From the Aussie Mossie blog published 23 May 2006 ...
When talking about Aussie Muslims, it’s important that commentators have accurate information based on proper research. Sadly, Muslim institutions claiming to represent Muslim communities haven’t seen the task if researching Muslims as being a priority.
Hence, the task has been left to governments and individual researchers. One such research effort was carried out by a team of researchers from the University of Melbourne and led by Professor Abdullah Saeed.
The results of this research were published in a 2004 study entitled Muslim Australians: Their Beliefs, Practices & Institutions. The study was based largely on the 2001 Census.
It would, in my opinion, be the height of ignorance for anyone to write or comment on Muslim issues without having read this study. So many myths are shattered just on pages 5 and 6.
For instance, many people presume that Lakemba has the highest concentration of Muslims of any suburb in Australia. In fact, the highest concentration is found in Dallas, Melbourne (39%). In terms of Sydney, Auburn has a higher Muslim concentration than Lakemba or Bankstown.
Often Muslim loyalties to Australia are questioned. Yet an overwhelming majority of Muslim migrants (221,856 out of a total of 281,578, some 79%) have obtained Australian citizenship.
The terms “Muslim” and “Lebanese” are often used interchangeably. It is assumed that most Lebanese are Muslims and vice versa. Yet the most frequently cited country of birth for Australian Muslims is Australia (some 103,000). This is over three times the number of people born in Lebanon (29,321).
It is also assumed that most Muslims speak only Arabic. Yet the overwhelming majority of Muslims are proficient in English, both written and spoken.
Muslims are often accused of being hostile to mainstream Judeo-Christian Australian values. Yet Muslim rates of marriage are far higher than the national average. 51% of Aussie Muslim males are married by the age of 34. Some 41% of Muslim females are married by the age of 24. De facto relationships are uncommon.
The historical presence of Muslims in Australia is also not well-known. On page 7 of the Saeed study, mention is made of Saib Sultan, a settler who arrived in Australia in the early 19th century. After arriving at Norfolk Island, he later settled in Van Dieman’s Land (Tasmania) in 1809 where he worked on 30 acres of land with his wife and family.
Muslims arrived in Australia as both convicts and settlers. Later, during the 1870’s Malay Muslim divers were recruited to work on Western Australian and Northern Territory pearling grounds. By 1875, some 1,800 Malay divers were working in Western Australia.

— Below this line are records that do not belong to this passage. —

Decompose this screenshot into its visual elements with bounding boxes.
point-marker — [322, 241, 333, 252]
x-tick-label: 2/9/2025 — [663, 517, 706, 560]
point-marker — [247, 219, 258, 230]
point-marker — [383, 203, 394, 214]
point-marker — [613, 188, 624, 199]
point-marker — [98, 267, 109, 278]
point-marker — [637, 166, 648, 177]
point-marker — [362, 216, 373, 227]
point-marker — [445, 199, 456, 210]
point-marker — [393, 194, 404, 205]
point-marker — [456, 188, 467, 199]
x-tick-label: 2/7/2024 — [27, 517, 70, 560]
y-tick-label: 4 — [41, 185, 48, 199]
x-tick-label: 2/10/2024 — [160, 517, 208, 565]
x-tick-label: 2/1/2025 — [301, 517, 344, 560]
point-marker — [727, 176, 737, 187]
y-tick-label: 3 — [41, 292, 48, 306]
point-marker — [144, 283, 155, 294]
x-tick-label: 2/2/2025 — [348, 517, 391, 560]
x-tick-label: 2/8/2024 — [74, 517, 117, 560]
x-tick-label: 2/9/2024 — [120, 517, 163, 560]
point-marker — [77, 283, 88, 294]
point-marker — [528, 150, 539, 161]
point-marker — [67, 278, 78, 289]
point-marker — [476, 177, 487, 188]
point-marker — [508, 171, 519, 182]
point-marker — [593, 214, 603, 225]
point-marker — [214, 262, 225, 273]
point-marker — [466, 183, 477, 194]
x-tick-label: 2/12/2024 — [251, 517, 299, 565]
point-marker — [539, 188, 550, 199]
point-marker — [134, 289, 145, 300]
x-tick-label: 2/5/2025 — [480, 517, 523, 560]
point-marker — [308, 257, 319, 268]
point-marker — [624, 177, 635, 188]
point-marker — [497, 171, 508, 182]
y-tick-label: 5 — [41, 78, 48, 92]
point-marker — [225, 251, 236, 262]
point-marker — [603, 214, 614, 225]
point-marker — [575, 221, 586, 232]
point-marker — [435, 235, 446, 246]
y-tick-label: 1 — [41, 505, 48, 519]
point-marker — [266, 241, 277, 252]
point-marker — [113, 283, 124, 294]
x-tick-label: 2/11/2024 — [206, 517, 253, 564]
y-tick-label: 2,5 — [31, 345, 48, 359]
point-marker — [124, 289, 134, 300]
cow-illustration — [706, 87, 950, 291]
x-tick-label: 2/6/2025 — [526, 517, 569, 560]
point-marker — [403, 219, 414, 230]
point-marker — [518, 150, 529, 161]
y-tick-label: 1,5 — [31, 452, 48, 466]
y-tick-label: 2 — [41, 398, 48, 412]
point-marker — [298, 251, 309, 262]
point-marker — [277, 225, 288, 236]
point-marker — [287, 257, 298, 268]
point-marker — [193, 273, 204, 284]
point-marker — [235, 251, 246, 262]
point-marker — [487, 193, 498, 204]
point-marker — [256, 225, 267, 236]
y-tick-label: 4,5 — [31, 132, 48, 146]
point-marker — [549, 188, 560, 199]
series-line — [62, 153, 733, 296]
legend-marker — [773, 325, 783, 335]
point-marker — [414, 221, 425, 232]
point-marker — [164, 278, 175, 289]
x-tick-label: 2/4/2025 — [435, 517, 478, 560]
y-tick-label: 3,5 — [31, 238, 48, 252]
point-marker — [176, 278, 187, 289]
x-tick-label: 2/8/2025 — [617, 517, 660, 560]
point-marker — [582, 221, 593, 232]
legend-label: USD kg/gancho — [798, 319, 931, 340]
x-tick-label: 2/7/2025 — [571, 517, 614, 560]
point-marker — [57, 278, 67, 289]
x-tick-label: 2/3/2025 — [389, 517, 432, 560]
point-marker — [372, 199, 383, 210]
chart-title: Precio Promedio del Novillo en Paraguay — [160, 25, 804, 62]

Australian troops are part of a Coalition force seeking to restore order in Afghanistan. Yet little of the Afghan contribution to Australia is taught in schools. Those complaining about the over-emphasis on Aboriginal culture and history are themselves almost always guilty of neglecting non-European contributions to Australia.
The Afghan (and in many cases, Baluchi and Pathan from what is now Pakistan) cameleers were recruited to assist in early European exploration of the inland Australia. During the late 19th century, they controlled the camel transport industry and played a vital role in the economic development of early Australia.
Afghans were largely responsible for the transport of goods through inland Australia, for laying telegraph and railway lines and for establishing many outback settlements. Cameleers transported goods and supplies to gold miners and to outback settlements.
The contributions of Muslim Australians to our economy and well-being are also not mentioned enough. Often this is caused by a reluctance of Muslims in senior positions to identify themselves by their faith. There is a perception that being open about one’s Islamic faith can be a career and social liability. Negative remarks made by a tiny minority of political and church leaders don’t help in this regard.